Apart from the text column, I'd have Id(bigint), AppearanceCount(int) and Hash(this'd be the hashed text column, it doesn't even need to be a computed column as I don't predict many, or any, edits of the text column).

Typical usage scenarios for the 2-gram table(the others as well) would be:

  • Search the table with a regex matching the text column.
  • Delete a row with a specified hash
  • Insert a row

In an average case, I believe searching the table with a regex should return around 5-10 results, but outliers are possible.

So, what could I do to make sure all of this works fast?
Fast being a cycle of the following working in a few seconds for n-grams and not more than a few minutes for 4-grams and 5-grams(the current non-database system for 4-grams takes an hour).

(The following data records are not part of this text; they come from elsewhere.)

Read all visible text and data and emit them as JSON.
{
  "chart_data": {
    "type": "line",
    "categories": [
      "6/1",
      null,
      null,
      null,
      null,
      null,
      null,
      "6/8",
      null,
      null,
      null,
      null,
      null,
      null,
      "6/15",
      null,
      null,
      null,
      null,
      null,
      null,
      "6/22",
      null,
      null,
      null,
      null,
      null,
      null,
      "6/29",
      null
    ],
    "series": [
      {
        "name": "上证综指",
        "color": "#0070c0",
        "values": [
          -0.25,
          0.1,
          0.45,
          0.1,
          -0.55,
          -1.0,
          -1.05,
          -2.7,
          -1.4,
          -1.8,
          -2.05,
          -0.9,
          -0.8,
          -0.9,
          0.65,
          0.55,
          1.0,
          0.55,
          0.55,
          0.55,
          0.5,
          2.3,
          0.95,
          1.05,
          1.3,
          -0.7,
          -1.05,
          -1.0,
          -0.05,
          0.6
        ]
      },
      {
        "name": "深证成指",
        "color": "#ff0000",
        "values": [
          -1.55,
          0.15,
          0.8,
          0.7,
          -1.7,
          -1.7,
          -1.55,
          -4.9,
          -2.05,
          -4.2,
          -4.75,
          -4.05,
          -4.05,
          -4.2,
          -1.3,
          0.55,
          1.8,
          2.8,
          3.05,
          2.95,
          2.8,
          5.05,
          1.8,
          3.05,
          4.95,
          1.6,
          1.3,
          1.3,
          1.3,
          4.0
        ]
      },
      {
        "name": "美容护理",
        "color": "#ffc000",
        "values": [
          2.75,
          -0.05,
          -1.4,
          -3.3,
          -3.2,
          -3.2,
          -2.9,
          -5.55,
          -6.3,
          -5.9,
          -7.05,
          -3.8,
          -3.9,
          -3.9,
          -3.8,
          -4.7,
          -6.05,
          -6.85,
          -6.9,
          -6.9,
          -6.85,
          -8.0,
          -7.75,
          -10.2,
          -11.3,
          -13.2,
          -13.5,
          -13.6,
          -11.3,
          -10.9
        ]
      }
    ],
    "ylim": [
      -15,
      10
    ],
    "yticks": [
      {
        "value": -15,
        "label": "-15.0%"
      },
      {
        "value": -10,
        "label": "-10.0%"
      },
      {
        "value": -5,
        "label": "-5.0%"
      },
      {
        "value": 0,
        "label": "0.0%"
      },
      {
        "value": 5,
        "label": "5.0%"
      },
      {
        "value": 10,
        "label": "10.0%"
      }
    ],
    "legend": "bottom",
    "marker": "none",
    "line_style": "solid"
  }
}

I know about full text search, but I haven't been able to find how to use regexes with it. I would really, really prefer to have work here.
If that is not at all possible, I can of course give more details, but I didn't want to overwhelm everyone with an even bigger wall of text.

I'm sorry if this is too general, but I'm in the planning phase of this and would like to know if SQL Server is viable for this.
I could perhaps use something else, but I'm most familiar and comfortable with SQL Server.


They're all basically syntagms, aka parts of a sentence that might or might not be gramatically wrong/have a misspelling.
The words in those syntagms also have variations because the language I'm working with has cases and genders.
https://en.wikipedia.org/wiki/Grammatical_case#Indo-European_languages
https://en.wikipedia.org/wiki/Grammatical_gender

These words are not in English in case that matters, but I'll put in some English examples so that it's understandable.
This is a stupid example, but if English had cases and wanted to use the word House in various situations, we could have the following situation where we're answering some questions:
What is this? "A house."
Where are you going? "To houise."
What are you buying? "Housua"

Basically, you have a root of a word that can change.
So, if people are misspelling the word house or using it in an improper way, we want to delete entries from our database of correct expressions that match a regular expression that signifies how the word house is used incorrectly.

2-grams and 3-grams aren't different at all, it's literally just that 3-grams have one word more.

Let's imagine that the word "home" has different forms based on the type of situation the sentence it's in describes.
Also let's imagine English has a word called "foohume" that has nothing to do with the word "home".

Examples of a 2-gram where for some reason people spell home as hume:
Went hume
Gone hume
Going hume
Nice humes
To huma
About humas
About foohume

Now, we want to delete all 2-grams which contain an incorrect use of the word home. So basically all of these except the last one.
So, someone somewhere would tell the database to delete every 2-gram that matches the following conditions that would be described with a regex:
– Is at the beginning of a 2-gram or has a space in front of it
– Contains the root "hum" followed by a suffix of "e, es, a, as"
So basically it'd be something like "[$ ]hum[e, es, a, as]". I know it's not really a valid regex but you get the idea.

What my fear is is that full text search can't be used properly with this, and that we'll have a situation where we have to sequentially scan
the entire table of 2-grams, see if there's a regex match, and return that row's Id(or the entire row, but Id only might be faster).
If it was more straightforward than a regex, I suppose a full text search would return the results of this fairly quickly,
since as I said there should be about 10 of them on average.

Best Answer

I recently did an SSIS package that went though a table with over 4 billion records, the first step in the package was a query that extracted about 50 million records. The query just took a few seconds. Granted, my query was able to use an index, but it did have multiple conditions, and had to skip through the index to get at a subset of all the records and then test them with another couple conditions. And the return set was in the same order of magnitude as one of your entire tables. So I don't think you will have to do much to make this happen.

Sounds like you may not know how to use the LIKE operator. You can find details for that here. That will let you use some regular expressions to match against your text.

I'd recommend that you load the 2-grams into a table and give it a try. My guess is that a simple query with a LIKE condition will do the job for you.